If you then balance the forces, as one does in deriving the equations for the harmonic/damped oscillators, you get an ordinary differential equation. But unlike the simpler models, there likely isn't an analytical solution to it. It'd be a non-linear ODE. One of the characteristics of these is that they often have many different equilibrium points, in other words, depending on how the system starts out (and it may be extremely sensitive to this, which is part of chaos theory), it can converge to different stationary points. So it's not entirely surprising that it may return to different points if compressed and released at different distances.

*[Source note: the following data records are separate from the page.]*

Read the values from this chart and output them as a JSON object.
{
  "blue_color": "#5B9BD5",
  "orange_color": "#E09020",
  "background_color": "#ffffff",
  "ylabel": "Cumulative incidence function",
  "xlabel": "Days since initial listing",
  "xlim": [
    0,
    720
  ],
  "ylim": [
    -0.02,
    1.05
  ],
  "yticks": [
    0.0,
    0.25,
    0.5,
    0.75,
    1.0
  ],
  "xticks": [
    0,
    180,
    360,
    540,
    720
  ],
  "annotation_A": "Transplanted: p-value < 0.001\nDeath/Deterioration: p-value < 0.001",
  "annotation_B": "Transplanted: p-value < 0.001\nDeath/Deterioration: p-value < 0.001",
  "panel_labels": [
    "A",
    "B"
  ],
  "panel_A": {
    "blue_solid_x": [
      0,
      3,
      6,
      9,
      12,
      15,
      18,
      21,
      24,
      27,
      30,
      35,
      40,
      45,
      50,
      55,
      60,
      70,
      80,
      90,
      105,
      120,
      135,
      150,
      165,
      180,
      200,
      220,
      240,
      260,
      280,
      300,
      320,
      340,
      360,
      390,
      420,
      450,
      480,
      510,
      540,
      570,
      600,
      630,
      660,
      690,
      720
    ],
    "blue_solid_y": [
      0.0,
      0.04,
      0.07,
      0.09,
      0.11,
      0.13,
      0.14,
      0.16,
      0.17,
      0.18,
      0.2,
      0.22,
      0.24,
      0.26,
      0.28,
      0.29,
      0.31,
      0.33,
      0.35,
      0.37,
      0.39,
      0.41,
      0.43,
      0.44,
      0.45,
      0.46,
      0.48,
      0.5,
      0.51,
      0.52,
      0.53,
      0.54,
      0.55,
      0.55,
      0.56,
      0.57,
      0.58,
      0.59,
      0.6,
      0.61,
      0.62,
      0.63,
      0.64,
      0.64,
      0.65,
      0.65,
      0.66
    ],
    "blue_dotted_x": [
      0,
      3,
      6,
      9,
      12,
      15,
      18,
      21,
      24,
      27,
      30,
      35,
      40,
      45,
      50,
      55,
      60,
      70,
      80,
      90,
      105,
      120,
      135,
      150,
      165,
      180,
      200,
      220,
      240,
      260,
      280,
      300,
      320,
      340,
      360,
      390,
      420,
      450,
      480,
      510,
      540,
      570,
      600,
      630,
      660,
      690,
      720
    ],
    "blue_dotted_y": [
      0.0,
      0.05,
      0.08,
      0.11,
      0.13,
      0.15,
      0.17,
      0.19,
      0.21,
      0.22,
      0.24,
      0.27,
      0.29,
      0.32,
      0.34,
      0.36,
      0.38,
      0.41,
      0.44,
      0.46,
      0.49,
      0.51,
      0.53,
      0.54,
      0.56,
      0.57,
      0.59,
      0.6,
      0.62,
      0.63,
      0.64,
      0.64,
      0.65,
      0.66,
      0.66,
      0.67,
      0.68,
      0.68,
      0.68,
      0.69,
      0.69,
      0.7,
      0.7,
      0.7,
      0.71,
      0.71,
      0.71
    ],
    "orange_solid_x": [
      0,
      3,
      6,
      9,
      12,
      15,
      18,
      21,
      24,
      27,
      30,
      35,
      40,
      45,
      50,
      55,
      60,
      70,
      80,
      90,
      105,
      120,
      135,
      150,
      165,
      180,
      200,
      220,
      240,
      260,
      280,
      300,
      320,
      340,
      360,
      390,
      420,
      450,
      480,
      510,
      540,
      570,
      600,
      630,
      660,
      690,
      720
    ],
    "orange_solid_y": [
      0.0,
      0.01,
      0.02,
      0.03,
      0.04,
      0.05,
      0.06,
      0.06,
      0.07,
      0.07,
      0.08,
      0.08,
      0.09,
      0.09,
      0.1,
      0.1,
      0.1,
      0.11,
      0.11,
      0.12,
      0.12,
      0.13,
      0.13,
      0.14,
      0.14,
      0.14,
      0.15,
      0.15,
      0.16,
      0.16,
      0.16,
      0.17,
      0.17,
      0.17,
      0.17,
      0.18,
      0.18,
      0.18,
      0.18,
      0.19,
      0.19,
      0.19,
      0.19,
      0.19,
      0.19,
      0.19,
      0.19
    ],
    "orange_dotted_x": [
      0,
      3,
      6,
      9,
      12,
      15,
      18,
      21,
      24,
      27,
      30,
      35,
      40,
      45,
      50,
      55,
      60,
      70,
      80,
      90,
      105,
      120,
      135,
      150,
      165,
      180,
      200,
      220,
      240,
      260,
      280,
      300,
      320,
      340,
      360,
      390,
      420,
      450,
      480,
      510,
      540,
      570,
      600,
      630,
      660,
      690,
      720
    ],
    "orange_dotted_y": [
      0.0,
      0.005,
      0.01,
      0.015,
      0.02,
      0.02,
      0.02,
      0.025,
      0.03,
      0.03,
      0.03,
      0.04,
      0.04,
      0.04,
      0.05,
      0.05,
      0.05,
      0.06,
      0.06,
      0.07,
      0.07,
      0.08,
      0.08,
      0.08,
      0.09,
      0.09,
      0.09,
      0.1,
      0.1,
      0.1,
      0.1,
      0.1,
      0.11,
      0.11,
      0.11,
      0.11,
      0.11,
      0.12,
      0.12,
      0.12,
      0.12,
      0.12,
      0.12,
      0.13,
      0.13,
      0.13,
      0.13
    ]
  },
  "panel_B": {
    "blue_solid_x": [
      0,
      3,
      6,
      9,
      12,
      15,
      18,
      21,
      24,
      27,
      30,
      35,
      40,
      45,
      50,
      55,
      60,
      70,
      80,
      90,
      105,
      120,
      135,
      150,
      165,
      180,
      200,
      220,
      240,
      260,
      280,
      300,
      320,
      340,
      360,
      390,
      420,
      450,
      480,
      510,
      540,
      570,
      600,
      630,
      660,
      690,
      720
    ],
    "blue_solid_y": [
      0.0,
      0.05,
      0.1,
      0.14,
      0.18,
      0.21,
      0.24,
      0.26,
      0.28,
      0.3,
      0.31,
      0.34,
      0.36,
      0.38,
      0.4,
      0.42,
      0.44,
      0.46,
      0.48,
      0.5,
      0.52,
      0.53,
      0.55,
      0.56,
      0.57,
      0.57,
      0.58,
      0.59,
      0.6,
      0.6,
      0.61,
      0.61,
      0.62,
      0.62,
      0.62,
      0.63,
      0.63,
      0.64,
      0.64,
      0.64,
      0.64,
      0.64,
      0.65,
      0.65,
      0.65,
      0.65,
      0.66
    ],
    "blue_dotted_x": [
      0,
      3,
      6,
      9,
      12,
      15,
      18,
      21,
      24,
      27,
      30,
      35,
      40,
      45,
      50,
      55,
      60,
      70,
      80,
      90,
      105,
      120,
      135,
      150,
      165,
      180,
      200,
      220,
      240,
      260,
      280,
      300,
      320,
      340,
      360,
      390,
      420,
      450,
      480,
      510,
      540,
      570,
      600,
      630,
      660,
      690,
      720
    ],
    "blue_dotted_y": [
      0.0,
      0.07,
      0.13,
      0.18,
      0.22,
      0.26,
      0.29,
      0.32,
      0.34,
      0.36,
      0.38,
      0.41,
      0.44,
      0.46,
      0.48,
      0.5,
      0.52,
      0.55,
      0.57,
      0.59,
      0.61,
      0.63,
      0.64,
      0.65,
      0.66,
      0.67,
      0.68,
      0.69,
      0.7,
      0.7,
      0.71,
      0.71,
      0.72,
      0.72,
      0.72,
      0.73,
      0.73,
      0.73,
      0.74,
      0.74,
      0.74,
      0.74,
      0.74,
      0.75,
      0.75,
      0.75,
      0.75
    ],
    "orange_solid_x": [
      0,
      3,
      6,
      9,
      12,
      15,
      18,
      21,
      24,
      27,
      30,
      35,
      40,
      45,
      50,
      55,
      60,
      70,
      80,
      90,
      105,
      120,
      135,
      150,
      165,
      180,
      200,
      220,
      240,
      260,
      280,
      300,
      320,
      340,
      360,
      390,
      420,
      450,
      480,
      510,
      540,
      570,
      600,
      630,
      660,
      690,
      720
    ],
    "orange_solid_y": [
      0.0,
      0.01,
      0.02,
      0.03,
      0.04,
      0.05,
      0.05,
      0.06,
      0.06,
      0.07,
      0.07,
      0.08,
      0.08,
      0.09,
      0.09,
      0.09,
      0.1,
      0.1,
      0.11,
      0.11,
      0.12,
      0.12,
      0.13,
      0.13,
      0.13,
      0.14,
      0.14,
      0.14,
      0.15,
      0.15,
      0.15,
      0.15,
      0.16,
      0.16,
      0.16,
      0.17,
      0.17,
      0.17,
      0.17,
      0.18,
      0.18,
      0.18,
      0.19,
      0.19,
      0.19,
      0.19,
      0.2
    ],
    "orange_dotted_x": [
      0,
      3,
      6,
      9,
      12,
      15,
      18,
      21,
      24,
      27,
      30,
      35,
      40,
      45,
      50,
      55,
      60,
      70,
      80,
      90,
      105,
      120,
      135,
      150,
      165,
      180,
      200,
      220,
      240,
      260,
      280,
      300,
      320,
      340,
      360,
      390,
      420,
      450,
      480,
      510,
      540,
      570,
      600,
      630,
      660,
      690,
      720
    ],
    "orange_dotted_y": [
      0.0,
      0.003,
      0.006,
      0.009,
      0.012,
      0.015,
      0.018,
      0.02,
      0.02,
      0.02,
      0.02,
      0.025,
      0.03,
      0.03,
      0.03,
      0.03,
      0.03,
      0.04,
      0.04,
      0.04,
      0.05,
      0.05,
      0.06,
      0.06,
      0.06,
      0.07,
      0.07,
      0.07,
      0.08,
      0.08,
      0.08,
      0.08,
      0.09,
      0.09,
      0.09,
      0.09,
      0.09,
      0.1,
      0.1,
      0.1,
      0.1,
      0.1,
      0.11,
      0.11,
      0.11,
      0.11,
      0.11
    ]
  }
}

That's basically the best "mathematical" explanation I can give you, short of doing actual calculations. Basically, you've called our bluff. The reason why damped oscillators are taught in all the textbooks isn't because it's a great model of real-world springs, but because it's a model that happens to have a straightforward exact solution. But you see, as soon as you step off the path of neat idealizations and exactly-solvable models, even the simplest things can get quite complicated. Welcome to physics (and the forums)!

 

[Jenny_wui]

Thank you very much. Actually I am doing some programming in graphics. Here I have chosen some anchor point. As the distance from the anchor point increases, force increases and displacement takes place proportionately. But when in released position, it always stops a bit away from the anchor position. I am not doing any experiment. Just want to show something with programming. But I need to show that after release, it comes back to the original anchor position. How to fill in the gap? Could anyone suggest?